Tuesday, May 27, 2014

Humor of "Horrors"

Ashman and Menken created their iteration of Little Shop of Horrors during a moment of cultural pessimism. It's current popularity belies a certain amount of anxiety in our modern society.

Howard Ashman and Alan Menken created their musical adaptation of the 1960 horror comedy during the beginning of the Reagan administration, when the former Hollywood B movie actor was ramping up the arms race with his "Star Wars" program and cutting funding to public goods like art and education. This poppy musical about the extinction of the human race is currently playing in two TCG member theaters (the Bristol Riverside Theatre in Pennsylvania and A.C.T. in Seattle), and at least one university theater (Southern Oregon).

Loveable loser Seymour Krelbourn (played by Andrew McNath at Bristol, Joshua Carter at A.C.T. and Ethan Niven at Southern Oregon) works at a flower shop whose cash flow is drying up. He's in love with the beautiful Audrey (Laura Giknis at Bristol, Jessica Skerritt at A.C.T. and Alyssa Birrer at Southern Oregon), who's in an abusive relationship with a sadistic dentist (Danna Vaccaro - Bristol, David Anthony Lewis - A.C.T., Cameron Gray - SOU). Seymour's luck turns around when he discovers a mysterious flytrap (voiced by Carl Clemons Drake and puppeteered by Nate Golden at Bristol, by Ekello Harrid, Jr. and Eric Estebb at A.C.T., and Karen Fox and Michael Hays at SOU). People flock into the flower shop to see the curiosity, unaware that Seymour is keeping it alive by feeding it his own blood. As the flytrap Seymour realizes he doesn't have enough blood to keep her alive. And thus he sets out on a path of serial killing in exchange for fame, fortune and the girl of his dreams.
 
When Little Shop of Horrors premiered off-Broadway in 1982, our country was facing the possibility of another World War, except this time with more nuclear weapons. Reagan's emphasis on military build-up only exacerbated anxieties. Between the two of them, the U.S. and the U.S.S.R. had enough fire power, anecdotally, to obliterate human life several times over. Little Shop's humor comes from a place of powerlessness: if we can't stop human extinction, we might as well make a joke about it. While he was moving money into defense, Reagan was taking money from the arts. If arts were to succeed, they would have to adapt to the capitalist model that the nation was pushing them into. Hence, Little Shop of Horrors needed to be a poppy musical with a laugh a minute and songs the audience would hum in the lobby. Its continued popularity is a statement on our national mood. All the defense and public safety infrastructure we've accumulated couldn't stop the 9-11 attacks, or the Boston Marathon bombing. We can't even stop non-political violence like the Isla Vista killings. And even if we don't die in some awful instance of mass violence that all our defense spending apparently can't protect us from, how's our quality of life? The students at and in SOU's Little Shop of Horrors will earn their bachelors hopelessly in debt, and then they'll have thin opportunities to get the kind of employment that will dig them out of that debt. For all it's frolicking, Little Shop of Horrors opines that, if the earth is going to hell with all of us on it anyways, then we might as well just sing.

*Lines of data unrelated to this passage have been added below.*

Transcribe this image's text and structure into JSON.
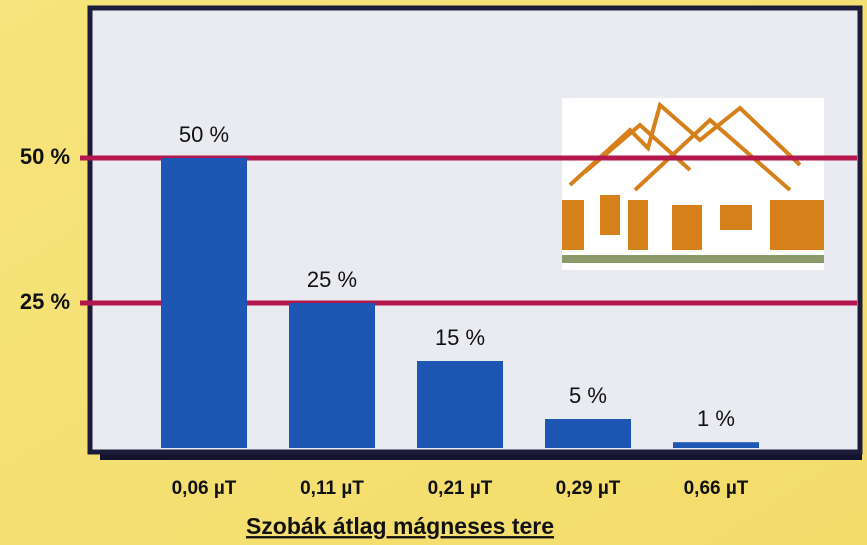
{
  "chart_data": {
    "type": "bar",
    "title": "Szobák átlag mágneses tere",
    "categories": [
      "0,06 µT",
      "0,11 µT",
      "0,21 µT",
      "0,29 µT",
      "0,66 µT"
    ],
    "values": [
      50,
      25,
      15,
      5,
      1
    ],
    "value_labels": [
      "50 %",
      "25 %",
      "15 %",
      "5 %",
      "1 %"
    ],
    "color": "#1d57b3",
    "grid_color": "#b3174c",
    "ylim": [
      0,
      75
    ],
    "yticks": [
      {
        "value": 25,
        "label": "25 %"
      },
      {
        "value": 50,
        "label": "50 %"
      }
    ],
    "grid": true
  }
}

The Little Shop of Horror's perennial popularity tells us something about our relationship with the 80s, specifically, that we're not a whole lot happier or more secure than we were then. As such, it's an enduring indictment of Reagan's presidency. Sure, he thought he was helping the country by building up our defense infrastructure and pushing his brand of capitalist ideology on us, but look where we are now. If all theater's political, and every artistic choice is a social statement, then surely Little Shop of Horrors is one of the most nihilistically leftist plays there is. Bristol, A.C.T. and SOU's choice of Little Shop belies an unhappy acquiescence to unpredictable violence and the economic blight of neo-liberalism.